Diskusi Akademik untuk Mitigasi Politik Uang
Menanggapi usulan PDIP mengenai pilkada langsung dengan sistem e-voting, Kholid menyatakan, “Kita simulasikan. Kan ada berjalan di berbagai negara, mungkin seperti itu bisa dilakukan. Jadi begini, kita tidak ingin terjebak pada setuju atau tidak setuju, tapi kita bahas dulu dengan kepala dingin, secara jernih, secara akademik, ya kan?”
Kholid menyoroti bahwa salah satu faktor krusial dalam sistem pilkada adalah kemampuannya memitigasi praktik politik uang yang kerap terjadi. “Salah satunya. Salah satu faktor penting itu. Bagaimana sistem yang bisa memitigasi money politic yang sangat tinggi itu. Itu juga harus kita lihat.
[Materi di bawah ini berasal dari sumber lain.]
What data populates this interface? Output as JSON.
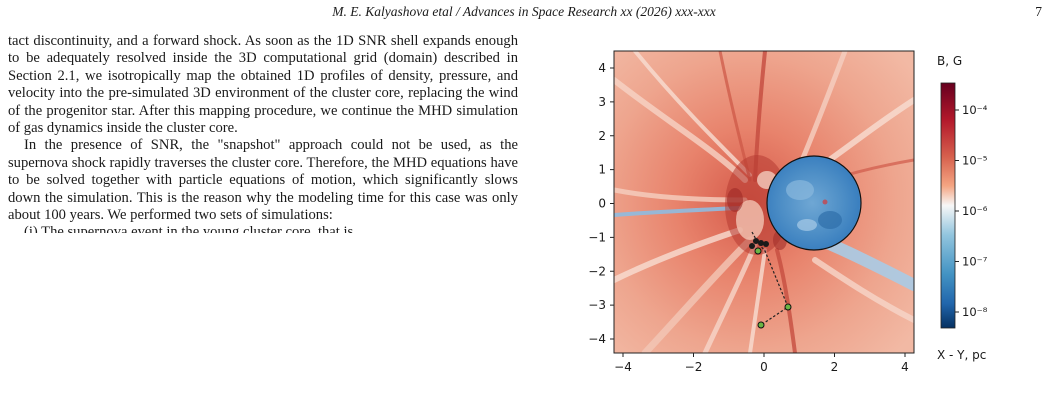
{
  "header": {
    "running_head": "M. E. Kalyashova etal / Advances in Space Research xx (2026) xxx-xxx",
    "page_number": "7"
  },
  "body": {
    "paragraphs": [
      "tact discontinuity, and a forward shock. As soon as the 1D SNR shell expands enough to be adequately resolved inside the 3D computational grid (domain) described in Section 2.1, we isotropically map the obtained 1D profiles of density, pressure, and velocity into the pre-simulated 3D environment of the cluster core, replacing the wind of the progenitor star. After this mapping procedure, we continue the MHD simulation of gas dynamics inside the cluster core.",
      "In the presence of SNR, the \"snapshot\" approach could not be used, as the supernova shock rapidly traverses the cluster core. Therefore, the MHD equations have to be solved together with particle equations of motion, which significantly slows down the simulation. This is the reason why the modeling time for this case was only about 100 years. We performed two sets of simulations:",
      "(i) The supernova event in the young cluster core, that is,"
    ]
  },
  "figure": {
    "colorbar_label": "B, G",
    "axis_caption": "X - Y, pc",
    "x_ticks": [
      "−4",
      "−2",
      "0",
      "2",
      "4"
    ],
    "y_ticks": [
      "4",
      "3",
      "2",
      "1",
      "0",
      "−1",
      "−2",
      "−3",
      "−4"
    ],
    "colorbar_ticks": [
      "10⁻⁴",
      "10⁻⁵",
      "10⁻⁶",
      "10⁻⁷",
      "10⁻⁸"
    ],
    "colors": {
      "high_field": "#67001f",
      "mid_field": "#f7f7f7",
      "low_field": "#053061",
      "map_red": "#e07a5f",
      "map_blue": "#4f8ec4"
    }
  }
}
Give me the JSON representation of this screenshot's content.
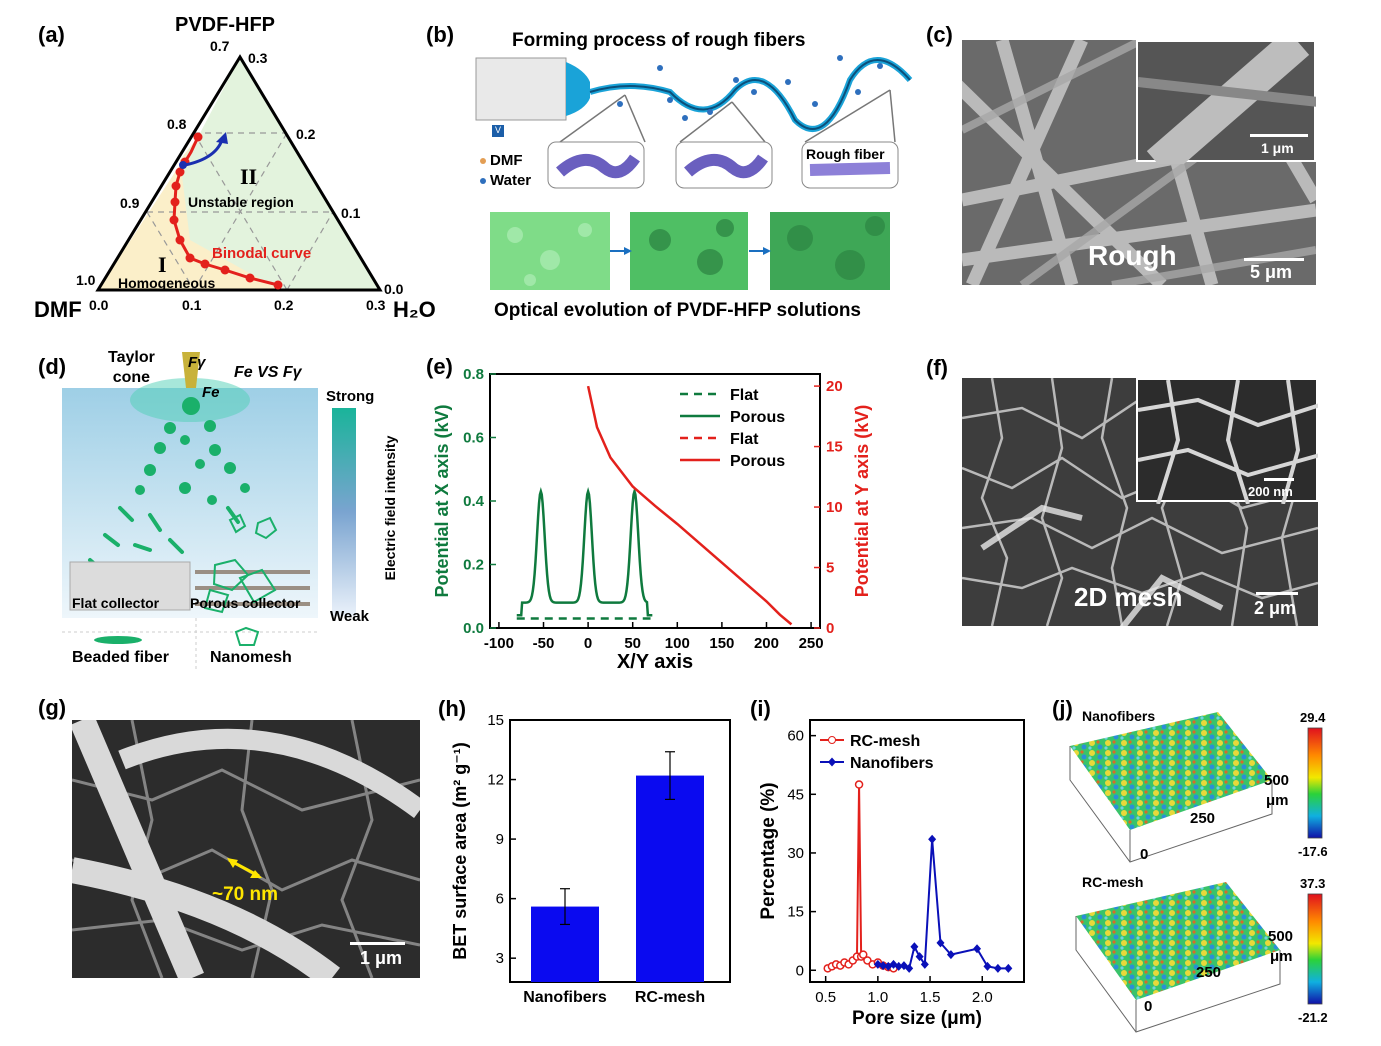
{
  "panel_labels": {
    "a": "(a)",
    "b": "(b)",
    "c": "(c)",
    "d": "(d)",
    "e": "(e)",
    "f": "(f)",
    "g": "(g)",
    "h": "(h)",
    "i": "(i)",
    "j": "(j)"
  },
  "a": {
    "top": "PVDF-HFP",
    "left": "DMF",
    "right": "H₂O",
    "left_ticks": [
      "0.7",
      "0.8",
      "0.9",
      "1.0"
    ],
    "right_ticks": [
      "0.3",
      "0.2",
      "0.1",
      "0.0"
    ],
    "bottom_ticks": [
      "0.0",
      "0.1",
      "0.2",
      "0.3"
    ],
    "region2_numeral": "II",
    "region2_text": "Unstable region",
    "region1_numeral": "I",
    "region1_text": "Homogeneous",
    "curve_label": "Binodal curve",
    "colors": {
      "curve": "#e3211c",
      "arrow": "#1b2fb0",
      "stable_fill": "#fbefc9",
      "unstable_fill": "#e3f3dd"
    }
  },
  "b": {
    "title": "Forming process of rough fibers",
    "legend_dmf": "DMF",
    "legend_water": "Water",
    "voltage": "V",
    "fiber_label": "Rough fiber",
    "caption": "Optical evolution of PVDF-HFP solutions"
  },
  "c": {
    "label": "Rough",
    "scale": "5 μm",
    "inset_scale": "1 μm"
  },
  "d": {
    "cone": "Taylor\ncone",
    "fgamma": "Fγ",
    "fe": "Fe",
    "versus": "Fe VS Fγ",
    "strong": "Strong",
    "weak": "Weak",
    "bar_label": "Electric field intensity",
    "flat": "Flat collector",
    "porous": "Porous collector",
    "beaded": "Beaded fiber",
    "nanomesh": "Nanomesh"
  },
  "chart_data": [
    {
      "id": "e",
      "type": "line",
      "xlabel": "X/Y axis",
      "ylabel": "Potential at X axis (kV)",
      "y2label": "Potential at Y axis (kV)",
      "xlim": [
        -110,
        260
      ],
      "ylim": [
        0,
        0.8
      ],
      "y2lim": [
        0,
        21
      ],
      "xticks": [
        -100,
        -50,
        0,
        50,
        100,
        150,
        200,
        250
      ],
      "yticks": [
        0.0,
        0.2,
        0.4,
        0.6,
        0.8
      ],
      "y2ticks": [
        0,
        5,
        10,
        15,
        20
      ],
      "series": [
        {
          "name": "Flat",
          "axis": "left",
          "style": "dashed",
          "color": "#0f7a3e",
          "x": [
            -80,
            70
          ],
          "y": [
            0.03,
            0.03
          ]
        },
        {
          "name": "Porous",
          "axis": "left",
          "style": "solid",
          "color": "#0f7a3e",
          "peaks": [
            -53,
            0,
            52
          ],
          "peak_height": 0.43,
          "baseline": 0.08,
          "x_range": [
            -80,
            72
          ]
        },
        {
          "name": "Flat",
          "axis": "right",
          "style": "dashed",
          "color": "#e3211c",
          "x": [],
          "y": []
        },
        {
          "name": "Porous",
          "axis": "right",
          "style": "solid",
          "color": "#e3211c",
          "x": [
            0,
            10,
            25,
            50,
            75,
            100,
            125,
            150,
            175,
            200,
            215,
            228
          ],
          "y": [
            20,
            16.6,
            14.1,
            11.7,
            10.1,
            8.6,
            7.0,
            5.4,
            3.8,
            2.2,
            1.1,
            0.3
          ]
        }
      ],
      "legend": "top-right"
    },
    {
      "id": "h",
      "type": "bar",
      "ylabel": "BET surface area (m² g⁻¹)",
      "categories": [
        "Nanofibers",
        "RC-mesh"
      ],
      "values": [
        5.6,
        12.2
      ],
      "errors": [
        0.9,
        1.2
      ],
      "ylim": [
        1.8,
        15
      ],
      "yticks": [
        3,
        6,
        9,
        12,
        15
      ],
      "color": "#0a0af0"
    },
    {
      "id": "i",
      "type": "line",
      "xlabel": "Pore size (μm)",
      "ylabel": "Percentage (%)",
      "xlim": [
        0.35,
        2.4
      ],
      "ylim": [
        -3,
        64
      ],
      "xticks": [
        0.5,
        1.0,
        1.5,
        2.0
      ],
      "yticks": [
        0,
        15,
        30,
        45,
        60
      ],
      "series": [
        {
          "name": "RC-mesh",
          "color": "#e3211c",
          "marker": "circle",
          "x": [
            0.52,
            0.56,
            0.6,
            0.64,
            0.68,
            0.72,
            0.76,
            0.8,
            0.82,
            0.84,
            0.86,
            0.9,
            0.95,
            1.0,
            1.05,
            1.1,
            1.15
          ],
          "y": [
            0.5,
            1.0,
            1.5,
            1.2,
            2.0,
            1.5,
            2.5,
            3.5,
            47.5,
            3.5,
            4.0,
            2.5,
            1.5,
            2.0,
            1.2,
            0.8,
            0.5
          ]
        },
        {
          "name": "Nanofibers",
          "color": "#0a10b8",
          "marker": "diamond",
          "x": [
            1.0,
            1.05,
            1.1,
            1.15,
            1.2,
            1.25,
            1.3,
            1.35,
            1.4,
            1.45,
            1.52,
            1.6,
            1.7,
            1.95,
            2.05,
            2.15,
            2.25
          ],
          "y": [
            1.5,
            1.2,
            1.0,
            1.5,
            1.0,
            1.2,
            0.5,
            6.0,
            3.5,
            1.5,
            33.5,
            7.0,
            4.0,
            5.5,
            1.0,
            0.5,
            0.5
          ]
        }
      ],
      "legend": "top-left"
    }
  ],
  "f": {
    "label": "2D mesh",
    "scale": "2 μm",
    "inset_scale": "200 nm"
  },
  "g": {
    "annotation": "~70 nm",
    "scale": "1 μm"
  },
  "j": {
    "top_title": "Nanofibers",
    "top_max": "29.4",
    "top_min": "-17.6",
    "bottom_title": "RC-mesh",
    "bottom_max": "37.3",
    "bottom_min": "-21.2",
    "axis_500": "500",
    "axis_um": "μm",
    "axis_250": "250",
    "axis_0": "0"
  }
}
Mana sistem yang bisa memitigasi money politic?” ujar anggota DPR RI ini.
Ia menambahkan, “Karena begini, kualitas dari politik, kepemimpinan politik ditentukan dari kualitas bagaimana prosedur ya, sistem politik itu dijalankan.” Kholid berpendapat bahwa sistem politik yang membutuhkan biaya besar cenderung menghasilkan pemerintahan yang tidak efektif.
“Kalau sistem politiknya itu high cost, maka yang hasilnya adalah ya high cost democracy. High cost democracy hasilnya adalah pemerintahannya tidak berjalan dengan baik,” tegas Kholid. Ia juga mengkhawatirkan dampak politik uang terhadap kualitas demokrasi.
“Masyarakat memilih apa namanya? Karena politik uangnya sangat besar, ya ini yang kualitas demokrasi tidak bagus. Nah, ini yang harus kita perbaiki juga,” tutupnya.
PDIP Usulkan E-Voting untuk Pilkada Langsung
Sebelumnya, PDIP menegaskan dukungannya terhadap pelaksanaan pilkada yang tetap digelar secara langsung. Partai berlambang banteng moncong putih ini mengusulkan penerapan sistem e-voting sebagai salah satu cara menekan biaya penyelenggaraan pilkada yang dinilai mahal.
PDIP memandang pilkada langsung sangat penting untuk memperkuat legitimasi kepemimpinan daerah. Selain itu, sistem ini juga diharapkan dapat memberikan kepastian masa jabatan kepala daerah selama lima tahun.
“Rakernas I Partai menegaskan pentingnya menjaga hak kedaulatan rakyat untuk menentukan pemimpinnya melalui pelaksanaan pilkada secara langsung guna memperkuat legitimasi dan kepastian masa jabatan yang bersifat tetap 5 tahun,” kata Ketua DPD PDIP Aceh, Jamaluddin Idham.
Ia melanjutkan, “Berkaitan dengan hal tersebut, Rakernas I mendorong pelaksanaan pilkada yang biayanya rendah, antara lain menerapkan e-voting, penegakan hukum bagi pelanggaran pemilu seperti money politics, mencegah pembiayaan rekomendasi calon, pembatasan biaya kampanye, profesionalitas, dan integritas penyelenggara pemilu.”